CAST Visiting Artist Agnieszka Kurant joined Stefan Helmreich, professor of Anthropology; Caroline Jones, professor of History, Theory and Criticism of Architecture and Art; and Adam Haar Horowitz, master’s student and research assistant in the Fluid Interfaces Group, to discuss the idea of collective intelligence in relation to emerging technology, artistic inquiry, and social and cultural movements.

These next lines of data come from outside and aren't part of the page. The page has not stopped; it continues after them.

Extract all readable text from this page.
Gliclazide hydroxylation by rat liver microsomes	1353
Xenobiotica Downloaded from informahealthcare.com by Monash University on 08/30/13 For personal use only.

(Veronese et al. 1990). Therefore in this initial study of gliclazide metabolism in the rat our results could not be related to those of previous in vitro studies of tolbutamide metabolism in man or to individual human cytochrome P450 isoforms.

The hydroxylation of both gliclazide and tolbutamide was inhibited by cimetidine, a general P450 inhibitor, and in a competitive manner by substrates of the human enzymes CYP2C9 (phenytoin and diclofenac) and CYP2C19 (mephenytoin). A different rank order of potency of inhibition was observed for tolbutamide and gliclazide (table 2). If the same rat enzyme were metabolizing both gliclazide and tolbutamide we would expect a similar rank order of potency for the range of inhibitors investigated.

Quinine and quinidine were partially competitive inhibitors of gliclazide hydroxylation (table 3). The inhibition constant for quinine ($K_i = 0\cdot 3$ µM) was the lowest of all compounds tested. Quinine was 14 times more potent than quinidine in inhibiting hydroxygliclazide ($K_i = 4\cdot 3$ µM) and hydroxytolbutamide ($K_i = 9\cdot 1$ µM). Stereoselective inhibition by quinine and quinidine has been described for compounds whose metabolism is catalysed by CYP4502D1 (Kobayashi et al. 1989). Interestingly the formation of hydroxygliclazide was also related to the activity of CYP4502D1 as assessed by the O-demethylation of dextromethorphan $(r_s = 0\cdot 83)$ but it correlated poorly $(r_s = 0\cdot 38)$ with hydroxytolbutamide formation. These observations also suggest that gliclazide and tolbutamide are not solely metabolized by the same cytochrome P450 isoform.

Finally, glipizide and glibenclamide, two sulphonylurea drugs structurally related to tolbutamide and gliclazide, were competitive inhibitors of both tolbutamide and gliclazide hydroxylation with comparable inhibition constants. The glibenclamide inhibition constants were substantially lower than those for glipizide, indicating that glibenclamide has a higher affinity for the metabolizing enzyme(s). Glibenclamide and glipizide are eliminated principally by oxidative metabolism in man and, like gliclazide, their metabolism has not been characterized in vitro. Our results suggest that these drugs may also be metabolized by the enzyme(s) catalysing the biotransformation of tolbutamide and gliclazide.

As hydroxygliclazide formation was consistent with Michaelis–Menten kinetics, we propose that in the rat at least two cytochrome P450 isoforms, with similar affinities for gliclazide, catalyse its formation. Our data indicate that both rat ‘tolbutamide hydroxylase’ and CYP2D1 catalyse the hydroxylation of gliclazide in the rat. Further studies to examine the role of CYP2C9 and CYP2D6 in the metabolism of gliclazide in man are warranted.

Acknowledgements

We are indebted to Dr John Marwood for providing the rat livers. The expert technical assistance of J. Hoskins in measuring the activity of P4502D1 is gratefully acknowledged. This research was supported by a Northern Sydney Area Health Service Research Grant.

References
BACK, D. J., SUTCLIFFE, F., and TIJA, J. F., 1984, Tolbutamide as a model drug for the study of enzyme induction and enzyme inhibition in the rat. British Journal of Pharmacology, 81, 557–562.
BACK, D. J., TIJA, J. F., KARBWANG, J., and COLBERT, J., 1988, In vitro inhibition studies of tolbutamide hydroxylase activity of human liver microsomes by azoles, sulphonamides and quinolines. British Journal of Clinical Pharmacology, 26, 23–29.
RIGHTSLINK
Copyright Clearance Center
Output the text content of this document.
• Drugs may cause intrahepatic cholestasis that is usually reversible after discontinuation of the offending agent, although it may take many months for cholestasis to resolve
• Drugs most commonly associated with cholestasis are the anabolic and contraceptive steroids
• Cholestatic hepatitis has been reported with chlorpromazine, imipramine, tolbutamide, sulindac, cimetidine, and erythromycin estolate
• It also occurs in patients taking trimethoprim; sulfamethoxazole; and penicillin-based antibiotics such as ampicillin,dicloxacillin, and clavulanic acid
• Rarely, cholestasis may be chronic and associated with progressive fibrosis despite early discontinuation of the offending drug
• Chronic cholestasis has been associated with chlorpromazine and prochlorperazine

Kurant reflects on outsourcing her artworks to human and non-human collective intelligence and the system of profit-sharing she has created, artworks as complex systems or collective tamagotchis emulating life, and the observable evolution of individual authorship, culture, nature, labor and society. Haar Horowitz touches on the collective in relationship to experience research in the neurosciences and experience production in the arts. Helmreich discusses metaphors of collective human action derived from physics, computer science, animal worlds, and fluid dynamics, and will reflect on the politics of these framings. Jones addresses the curious invocation of “intelligence” in discussions of aggregated agency, with specific reference to the so-named “mobile brain” or “immune brain” of the distributed system (mostly outside the cranium) that learns, remembers, and teaches, negotiating between tolerance and threat in relation to xeno-bacteria.
The panel was moderated by Nick Montfort, professor of Comparative Media Studies/Writing.